幕が明いて、花道から登場するのですが、出の時はほとんど音楽が静まって静寂の中を歩いて出ます。よきところでハッとおこつく(つまづく)と笛が強い旋律を吹き、音楽が始まるのですが、なんと照明の具合がうまくいかず、登場した僕の体が演奏者から見えなかったようで、ハッとおこついても笛がかからない!一瞬何が起きているのか?だったのですが、暗すぎて見えていないかもと思って仕方なく足をひとつトン!っと踏み鳴らして知らせ、なんとか曲の演奏が始まったのですが、ま~驚きました。
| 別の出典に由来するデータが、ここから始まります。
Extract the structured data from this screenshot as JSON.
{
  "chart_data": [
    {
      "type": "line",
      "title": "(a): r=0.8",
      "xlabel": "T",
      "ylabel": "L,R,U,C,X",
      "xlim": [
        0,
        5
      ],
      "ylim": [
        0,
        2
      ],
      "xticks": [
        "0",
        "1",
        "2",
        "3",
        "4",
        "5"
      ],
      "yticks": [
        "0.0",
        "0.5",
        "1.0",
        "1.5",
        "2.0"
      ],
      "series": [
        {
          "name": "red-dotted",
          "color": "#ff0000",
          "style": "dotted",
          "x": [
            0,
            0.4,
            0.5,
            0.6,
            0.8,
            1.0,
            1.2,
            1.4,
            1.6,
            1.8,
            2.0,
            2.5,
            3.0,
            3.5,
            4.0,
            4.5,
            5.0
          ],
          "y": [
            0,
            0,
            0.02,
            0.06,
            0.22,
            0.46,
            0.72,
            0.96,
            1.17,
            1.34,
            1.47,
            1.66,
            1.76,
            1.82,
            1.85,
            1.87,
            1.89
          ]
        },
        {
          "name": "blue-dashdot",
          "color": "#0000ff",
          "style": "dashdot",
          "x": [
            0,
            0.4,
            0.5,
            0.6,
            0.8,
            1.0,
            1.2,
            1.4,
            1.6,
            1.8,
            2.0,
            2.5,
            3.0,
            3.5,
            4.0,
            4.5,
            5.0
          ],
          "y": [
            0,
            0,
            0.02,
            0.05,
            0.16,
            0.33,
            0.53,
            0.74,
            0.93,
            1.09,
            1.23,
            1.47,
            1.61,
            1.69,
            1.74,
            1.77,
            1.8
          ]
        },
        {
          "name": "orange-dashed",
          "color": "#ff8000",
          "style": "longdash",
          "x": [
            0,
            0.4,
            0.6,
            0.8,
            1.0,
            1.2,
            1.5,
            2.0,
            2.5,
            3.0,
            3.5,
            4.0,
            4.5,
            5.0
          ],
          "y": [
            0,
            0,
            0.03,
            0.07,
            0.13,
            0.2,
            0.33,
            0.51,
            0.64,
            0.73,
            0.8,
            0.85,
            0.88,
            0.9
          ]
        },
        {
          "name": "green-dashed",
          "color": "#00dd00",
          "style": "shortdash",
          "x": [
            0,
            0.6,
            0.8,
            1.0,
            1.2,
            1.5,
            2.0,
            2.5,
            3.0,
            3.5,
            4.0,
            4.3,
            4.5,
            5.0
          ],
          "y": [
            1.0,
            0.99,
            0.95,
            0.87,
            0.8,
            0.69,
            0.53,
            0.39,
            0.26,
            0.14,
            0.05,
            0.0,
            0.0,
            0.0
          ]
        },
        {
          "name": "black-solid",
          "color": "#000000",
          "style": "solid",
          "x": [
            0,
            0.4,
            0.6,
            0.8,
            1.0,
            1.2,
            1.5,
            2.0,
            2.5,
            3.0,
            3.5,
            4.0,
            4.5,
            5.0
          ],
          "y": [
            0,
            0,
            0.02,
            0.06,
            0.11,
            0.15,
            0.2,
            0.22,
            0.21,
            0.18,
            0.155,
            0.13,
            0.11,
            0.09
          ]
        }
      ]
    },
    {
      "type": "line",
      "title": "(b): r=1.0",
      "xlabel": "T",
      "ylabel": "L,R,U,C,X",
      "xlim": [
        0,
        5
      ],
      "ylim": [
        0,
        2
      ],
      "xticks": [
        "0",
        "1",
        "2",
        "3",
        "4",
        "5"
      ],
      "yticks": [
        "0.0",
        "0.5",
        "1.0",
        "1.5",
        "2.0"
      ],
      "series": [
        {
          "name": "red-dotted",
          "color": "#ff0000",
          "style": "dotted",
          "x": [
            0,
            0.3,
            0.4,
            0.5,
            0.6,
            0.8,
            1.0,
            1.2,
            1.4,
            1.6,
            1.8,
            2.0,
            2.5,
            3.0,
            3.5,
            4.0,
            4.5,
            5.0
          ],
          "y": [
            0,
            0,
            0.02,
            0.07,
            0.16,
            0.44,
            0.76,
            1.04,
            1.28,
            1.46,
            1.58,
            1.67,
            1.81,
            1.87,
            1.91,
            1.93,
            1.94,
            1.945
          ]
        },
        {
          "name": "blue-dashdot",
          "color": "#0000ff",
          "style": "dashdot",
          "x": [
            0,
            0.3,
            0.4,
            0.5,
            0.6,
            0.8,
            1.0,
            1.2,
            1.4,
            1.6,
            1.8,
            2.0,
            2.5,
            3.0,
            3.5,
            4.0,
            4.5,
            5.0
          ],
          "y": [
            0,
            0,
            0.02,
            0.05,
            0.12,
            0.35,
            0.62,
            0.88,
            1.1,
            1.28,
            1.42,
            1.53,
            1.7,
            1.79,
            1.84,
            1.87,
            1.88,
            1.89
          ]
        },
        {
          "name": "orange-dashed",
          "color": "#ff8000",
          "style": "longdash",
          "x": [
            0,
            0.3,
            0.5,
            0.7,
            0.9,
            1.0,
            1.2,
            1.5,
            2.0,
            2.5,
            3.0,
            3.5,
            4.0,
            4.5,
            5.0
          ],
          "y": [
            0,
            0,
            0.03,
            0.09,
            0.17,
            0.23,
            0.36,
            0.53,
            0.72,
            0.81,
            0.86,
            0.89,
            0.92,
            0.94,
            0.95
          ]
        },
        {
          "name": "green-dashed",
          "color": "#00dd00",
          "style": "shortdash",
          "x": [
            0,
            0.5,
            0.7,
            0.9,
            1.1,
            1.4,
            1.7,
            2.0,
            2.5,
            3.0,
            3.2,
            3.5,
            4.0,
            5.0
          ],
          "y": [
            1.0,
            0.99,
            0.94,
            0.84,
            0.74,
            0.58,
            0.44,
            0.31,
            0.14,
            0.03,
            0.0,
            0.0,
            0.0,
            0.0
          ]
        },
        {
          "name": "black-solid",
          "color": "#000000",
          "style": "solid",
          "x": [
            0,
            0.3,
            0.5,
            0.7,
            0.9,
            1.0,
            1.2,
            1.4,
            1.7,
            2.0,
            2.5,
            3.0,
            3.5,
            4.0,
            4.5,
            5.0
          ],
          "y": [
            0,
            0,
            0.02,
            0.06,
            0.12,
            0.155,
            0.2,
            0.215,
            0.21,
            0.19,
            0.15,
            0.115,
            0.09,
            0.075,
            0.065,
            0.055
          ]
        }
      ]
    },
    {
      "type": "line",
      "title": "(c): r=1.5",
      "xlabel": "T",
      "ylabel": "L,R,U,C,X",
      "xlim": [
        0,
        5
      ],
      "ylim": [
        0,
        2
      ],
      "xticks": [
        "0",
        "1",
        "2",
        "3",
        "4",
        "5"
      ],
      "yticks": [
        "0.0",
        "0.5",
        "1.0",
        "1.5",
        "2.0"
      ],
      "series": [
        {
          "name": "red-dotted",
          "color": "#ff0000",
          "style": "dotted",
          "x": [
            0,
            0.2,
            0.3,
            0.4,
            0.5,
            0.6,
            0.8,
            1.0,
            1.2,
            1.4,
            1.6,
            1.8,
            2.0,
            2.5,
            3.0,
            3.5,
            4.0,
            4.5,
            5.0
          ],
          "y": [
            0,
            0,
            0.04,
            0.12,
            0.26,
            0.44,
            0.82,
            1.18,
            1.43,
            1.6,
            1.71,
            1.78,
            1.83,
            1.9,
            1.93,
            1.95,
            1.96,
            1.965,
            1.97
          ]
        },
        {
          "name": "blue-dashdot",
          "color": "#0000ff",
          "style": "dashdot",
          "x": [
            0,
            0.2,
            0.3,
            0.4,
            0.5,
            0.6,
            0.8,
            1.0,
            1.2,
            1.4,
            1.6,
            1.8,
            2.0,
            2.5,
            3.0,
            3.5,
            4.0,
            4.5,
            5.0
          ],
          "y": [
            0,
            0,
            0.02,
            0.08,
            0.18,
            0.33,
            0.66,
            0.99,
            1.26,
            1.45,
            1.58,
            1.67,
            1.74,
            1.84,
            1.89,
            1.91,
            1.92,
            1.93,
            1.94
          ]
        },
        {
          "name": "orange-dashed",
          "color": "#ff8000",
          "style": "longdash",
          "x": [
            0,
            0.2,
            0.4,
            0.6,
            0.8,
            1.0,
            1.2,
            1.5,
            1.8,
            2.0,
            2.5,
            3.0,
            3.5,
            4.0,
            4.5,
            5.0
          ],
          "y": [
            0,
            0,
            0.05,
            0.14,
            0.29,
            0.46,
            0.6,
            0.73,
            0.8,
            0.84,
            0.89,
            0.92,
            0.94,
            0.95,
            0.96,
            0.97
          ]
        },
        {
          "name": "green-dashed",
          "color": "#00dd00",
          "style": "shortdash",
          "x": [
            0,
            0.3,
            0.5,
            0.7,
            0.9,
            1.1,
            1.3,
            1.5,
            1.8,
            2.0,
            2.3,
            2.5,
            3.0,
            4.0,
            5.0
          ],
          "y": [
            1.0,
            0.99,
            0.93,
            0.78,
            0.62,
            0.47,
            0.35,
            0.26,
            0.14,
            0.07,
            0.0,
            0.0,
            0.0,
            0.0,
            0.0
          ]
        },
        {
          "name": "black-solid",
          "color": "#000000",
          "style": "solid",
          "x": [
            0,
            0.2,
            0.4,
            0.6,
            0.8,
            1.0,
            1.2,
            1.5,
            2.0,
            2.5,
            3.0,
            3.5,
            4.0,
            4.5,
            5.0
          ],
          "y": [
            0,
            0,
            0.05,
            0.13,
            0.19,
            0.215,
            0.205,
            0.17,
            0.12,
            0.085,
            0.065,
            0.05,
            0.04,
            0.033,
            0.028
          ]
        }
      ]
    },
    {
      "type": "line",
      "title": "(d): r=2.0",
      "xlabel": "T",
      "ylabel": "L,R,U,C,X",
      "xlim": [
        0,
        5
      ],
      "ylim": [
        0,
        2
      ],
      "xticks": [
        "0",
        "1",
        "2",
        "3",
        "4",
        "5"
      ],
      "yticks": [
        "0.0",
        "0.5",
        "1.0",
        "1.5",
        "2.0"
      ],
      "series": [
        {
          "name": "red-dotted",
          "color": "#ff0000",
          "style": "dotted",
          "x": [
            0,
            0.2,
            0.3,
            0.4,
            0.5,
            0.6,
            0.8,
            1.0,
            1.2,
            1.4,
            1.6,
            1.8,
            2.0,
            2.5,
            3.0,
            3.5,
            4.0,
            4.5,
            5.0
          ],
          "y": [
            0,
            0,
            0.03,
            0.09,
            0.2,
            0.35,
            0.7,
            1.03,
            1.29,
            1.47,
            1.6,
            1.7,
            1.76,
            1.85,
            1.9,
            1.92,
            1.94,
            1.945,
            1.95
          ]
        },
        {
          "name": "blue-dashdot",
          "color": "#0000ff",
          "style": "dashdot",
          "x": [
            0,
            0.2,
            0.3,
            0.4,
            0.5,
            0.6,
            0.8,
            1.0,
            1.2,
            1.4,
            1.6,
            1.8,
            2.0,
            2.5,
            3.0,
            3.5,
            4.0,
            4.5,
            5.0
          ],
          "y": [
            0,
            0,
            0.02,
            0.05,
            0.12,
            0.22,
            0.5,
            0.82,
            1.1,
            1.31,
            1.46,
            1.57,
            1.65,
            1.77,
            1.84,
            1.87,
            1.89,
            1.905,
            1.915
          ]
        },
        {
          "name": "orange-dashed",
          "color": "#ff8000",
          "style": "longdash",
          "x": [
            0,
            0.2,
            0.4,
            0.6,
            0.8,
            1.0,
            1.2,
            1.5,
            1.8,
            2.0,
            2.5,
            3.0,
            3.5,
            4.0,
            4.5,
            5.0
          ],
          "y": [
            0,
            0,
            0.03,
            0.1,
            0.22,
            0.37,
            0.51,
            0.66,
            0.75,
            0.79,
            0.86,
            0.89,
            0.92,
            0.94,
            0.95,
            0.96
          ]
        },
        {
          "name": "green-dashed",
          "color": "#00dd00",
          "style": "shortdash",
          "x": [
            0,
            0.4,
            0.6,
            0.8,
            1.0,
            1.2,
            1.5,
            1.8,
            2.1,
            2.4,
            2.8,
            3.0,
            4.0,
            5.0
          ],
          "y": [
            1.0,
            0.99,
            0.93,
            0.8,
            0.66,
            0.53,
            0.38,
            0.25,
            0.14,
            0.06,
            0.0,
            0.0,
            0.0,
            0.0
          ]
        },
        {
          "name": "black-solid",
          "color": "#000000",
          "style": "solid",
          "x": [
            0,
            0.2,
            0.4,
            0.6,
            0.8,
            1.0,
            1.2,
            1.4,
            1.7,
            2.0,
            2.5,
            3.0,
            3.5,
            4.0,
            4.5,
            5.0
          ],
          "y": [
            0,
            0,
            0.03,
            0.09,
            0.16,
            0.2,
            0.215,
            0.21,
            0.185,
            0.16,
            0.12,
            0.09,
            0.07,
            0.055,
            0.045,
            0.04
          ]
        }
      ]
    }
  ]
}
本番の舞台は何が起こるか分からないので、どんなことが起きてもそれほど慌てはしないのですが、音楽が始まらないことにはどうにもならないので、ちょっとした恐怖を感じました。ホントに何があるかわかりません。。。
将門の光圀
![]()
リハーサルが続いていましたが、一通り演奏者との下浚いが終わり、後はいよいよ本番を待つばかりという感じになってきました。まずは15日の椀久、気持はもちろんですが、肉体的なピークをうまく持っていけるようにケアしたいと思います。「かさね」の与右衛門が裸足で演じる役なので、稽古中に足の裏が水膨れになったり、疲れが腰やひざにきているので油断はできません。写真は尾上会リハーサル
「将門」の光圀、かつらをのせるところです。
立春やら節分やら。。。
暦の上では春を迎え、確かに温かい日もちょくちょくあるように思えてきました。長閑な季節ではありますが、僕の方は長閑とはまったくもって縁遠い毎日で、ブログも久々に2週間近くあいてしまいました。昨日は舞踊協会公演「二人椀久」の下浚い(演奏者とのリハーサル)があり、天王寺屋のおじ様に見ていただき、衣裳の扱いから、化粧、踊りの細かい部分まで、ご指導をいただきました。とにかく「二人椀久」は祖父の振付の代表作で、中村雀右衛門さんの松山太夫と中村富十郎さんの椀屋久兵衛で長年にわたって歌舞伎の本興行で上演されてきました。役の性根から舞台上での注意点など、本番の回数が役者さんに比べ圧倒的に少ない自分にとってはとても勉強になりました。曲の面白さ、振付の面白さ、最も好きな演目と言っても過言ではない作品ですから、楽しくてしょうがありません!しかも相手役の松山太夫が吾妻流家元・吾妻徳彌さん。祖父が椀久で吾妻流先代家元・吾妻徳穂さんが松山というのが名コンビだったと聞いているので、とても縁が深いキャストでもあるのです。
尾上会の稽古の方もいよいよ追い込み段階で、出演者も毎日稽古に励んでいるという感じです。